Noting that pharma and biotech firms are among the biggest commercial users of the NAPPA technology currently, LaBaer said he envisioned several research areas as opportunities for Ordinatrix.

One of the biggest, he said, is the study of immune responses to different proteins in the context of cancer, autoimmune disease, and infectious disease.

This sort of research has proved a major area of focus for other protein array firms. For instance, Protagen Diagnostics, which was acquired in March by cancer diagnostics firm Oncimmune, established a number of research collaborations in recent years around using its SeroTag human protein array platform to identify markers for guiding treatment of cancer patients with immunotherapies. Upon purchasing Protagen, Oncimmune said it plans to use the company's technology to further develop its autoantibody-based tests for early detection of cancer.

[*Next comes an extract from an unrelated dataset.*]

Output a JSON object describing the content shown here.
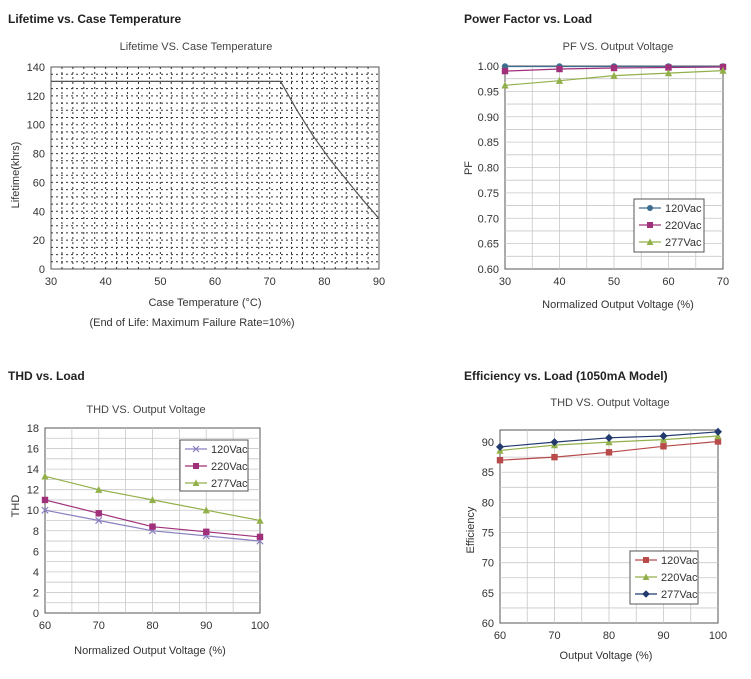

LaBaer's lab has licensed autoantibody markers for breast and ovarian cancer that were discovered using the NAPPA platform to Provista Diagnostics, which has incorporated a number of them into its Videssa Breast test, which is intended to help doctors evaluate borderline mammogram results.

Ordinatrix will offer a NAPPA array to the human proteome as well as custom arrays covering the proteomes or portions of the proteomes of various organisms that are of interest to customers.

"One of the strengths of the platform is that we can easily do custom arrays, because printing arrays is just a matter of printing plasmid DNA," LaBaer said. "So we can just organize the DNA in whatever way a user needs or pull genes from whatever sources they need."

"I think the [human proteome array] will be the most common array that people want, but if folks want, say, kinases from three different organisms, we can do that, too," he said.

Ordinatrix's human proteome array currently includes more than 17,000 full-length proteins. It defines full length as 90 percent or more of the longest known isoform of a protein. LaBaer said that while the company plans to continue to add to this collection, the remaining proteins may prove challenging due to the difficulty of synthesizing these genes.

"Some of them just have very difficult repeat structures or weird base usage structures that just don't clone well," he said. "We're going to try for it, but I don't know how far we'll get with it."

LaBaer said that using NAPPA to study protein post-translational modifications was an area of research in his lab that might also ultimately end up as a commercial offering through Ordinatrix.

"Once you have the proteins fixed to the array, you can modify them," he said. "That is definitely more difficult than just standard screening, but it is feasible. We have done it and it does work."